While Lindsey focused on the reuse of code and Skip provided an overview and application of copyright to online assets, I focused on filching aspects of Web design.
- A user experience can be copied across many levels: information architecture or entire structure of an application, screen layout, content mix, interaction elements, user flows, graphical elements, color palettes, and more.
- People’s sensitivity to what is fair re-appropriation vs. unfair infringement may be influenced by their experience with the level of effort each user experience consideration requires. For example, a designer might spend hours on a color scheme and consider it a violation if someone reuses it. However, they may not think twice about copying Javascript code. A developer might have the opposite sensitivity.
- Though filching designs might help increase the speed with which projects get done, there may be inadvertent consequences. Copying an existing interaction element or user flow (voting or sign-up) might prevent a product team from creating a unique experience-defining feature. For example, compare the sign up flow on genesunlimited vs. geni.
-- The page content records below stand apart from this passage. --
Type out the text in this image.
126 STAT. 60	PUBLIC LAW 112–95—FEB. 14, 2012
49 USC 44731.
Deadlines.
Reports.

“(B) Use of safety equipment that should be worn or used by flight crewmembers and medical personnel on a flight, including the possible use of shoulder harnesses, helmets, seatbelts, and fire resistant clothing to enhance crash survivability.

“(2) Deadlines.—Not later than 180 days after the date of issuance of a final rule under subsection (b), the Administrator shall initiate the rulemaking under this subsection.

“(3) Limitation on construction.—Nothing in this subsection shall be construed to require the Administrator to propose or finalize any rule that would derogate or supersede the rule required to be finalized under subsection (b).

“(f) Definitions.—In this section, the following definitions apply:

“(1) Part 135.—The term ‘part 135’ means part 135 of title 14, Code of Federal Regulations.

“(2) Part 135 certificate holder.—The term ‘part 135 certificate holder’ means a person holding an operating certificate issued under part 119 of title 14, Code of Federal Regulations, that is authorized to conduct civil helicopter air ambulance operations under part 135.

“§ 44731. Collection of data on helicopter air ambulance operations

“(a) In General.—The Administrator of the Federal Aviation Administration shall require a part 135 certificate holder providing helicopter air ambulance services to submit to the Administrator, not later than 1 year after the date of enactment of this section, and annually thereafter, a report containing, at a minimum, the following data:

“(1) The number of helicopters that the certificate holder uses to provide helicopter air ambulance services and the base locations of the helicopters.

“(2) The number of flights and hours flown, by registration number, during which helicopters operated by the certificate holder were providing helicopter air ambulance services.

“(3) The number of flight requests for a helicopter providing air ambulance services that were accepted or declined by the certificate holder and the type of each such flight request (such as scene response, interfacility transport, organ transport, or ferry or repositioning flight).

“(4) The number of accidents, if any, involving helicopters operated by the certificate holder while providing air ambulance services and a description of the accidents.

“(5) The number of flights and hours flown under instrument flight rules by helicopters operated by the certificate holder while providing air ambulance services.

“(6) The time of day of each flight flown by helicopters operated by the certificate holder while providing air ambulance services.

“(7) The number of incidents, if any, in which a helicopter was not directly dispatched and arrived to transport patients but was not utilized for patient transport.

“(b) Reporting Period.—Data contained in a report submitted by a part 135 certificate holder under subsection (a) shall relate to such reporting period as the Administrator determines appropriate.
- The dynamic, inline voting on social news site dig is a great example of creating a unique design solution that defines and grows your site. According to digg co-founder Kevin Rose: “When we made the move to the one-click digg, activity went through the roof. It was just insane! Just the ease of the one-click and you're done made all the difference in the world.” Had digg copied an existing voting solution –would it have had this kind of impact?
- Simply copying a visual design (layout, colors, fonts, etc.) from an existing site may remove an opportunity for differentiation of your product or service. New users have just a few moments to form an opinion when they encounter your Web site. Do you want someone else’s brand message being communicated or one that you thought through and designed deliberately?